The built in DRM checks the user 60 times a second making sure that the user is not doing anything that MSFT, Hollywood and content providers deem inappropriate no matter what you think otherwise.
Get rid of the DRM in Vista’s operating system and you get rid of the issues surrounding Vista. It is the DRM in vista that gives Vista all the issues. If they kept out the DRM in the operating system (like they did with XP) we would not be having these issues.
April 20th, 2008
I could not agree more about the ME II thing. I wondered what was pegging the processor even when idle DRM explains it all. People are more excited about non-public-product core MinWin related to Windows 7 than they are about Vista - the New ME.
April 20th, 2008
There is NO PROOF that Vista’s speed has anything to do with DRM. Don’t believe someone bashing without proof.

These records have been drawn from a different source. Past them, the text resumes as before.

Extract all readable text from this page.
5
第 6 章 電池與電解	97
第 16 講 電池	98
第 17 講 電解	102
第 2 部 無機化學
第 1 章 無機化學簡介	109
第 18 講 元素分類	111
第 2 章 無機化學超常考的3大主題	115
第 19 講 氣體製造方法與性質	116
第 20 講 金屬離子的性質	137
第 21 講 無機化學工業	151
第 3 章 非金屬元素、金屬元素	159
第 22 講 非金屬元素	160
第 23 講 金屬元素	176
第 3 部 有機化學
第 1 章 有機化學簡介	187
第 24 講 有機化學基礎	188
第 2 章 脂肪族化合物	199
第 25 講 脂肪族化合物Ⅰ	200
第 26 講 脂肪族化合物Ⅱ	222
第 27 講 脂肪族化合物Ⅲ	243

In FACT, NOBODY has been able to prove conclusively the exact cause.
April 21st, 2008
I disagree with the ME II labeling. I voted “It was rushed to market” simply because it was. It was delayed many times, and when that happens to any software, most of the time the end result isn’t good anyway. OS X was gaining HUGE speed and attention, and MS needed something. But to declare it ME II is unwarranted, and I think it’s a way to jump on the “let’s trash MS” bandwagon, that yes, I am tempted as well to jump on much of the time. However, it doesn’t crash and wipe itself out and have NEAR the amount of problems that ME had. I run it at work (simply to get familiar with it), and with a Pentium D 3.0 GHz and 3 GB of RAM, it runs decent (which, of course, would be way above “decent” for XP). I’m not saying I like it, in fact, I definitely would run XP instead of Vista at home. But to call it an ME is a bit extreme IMO. At least, it’s problems in an enterprise environment are a DIFFERENT KIND of a set of problems than ME was, though the amount may be near the same.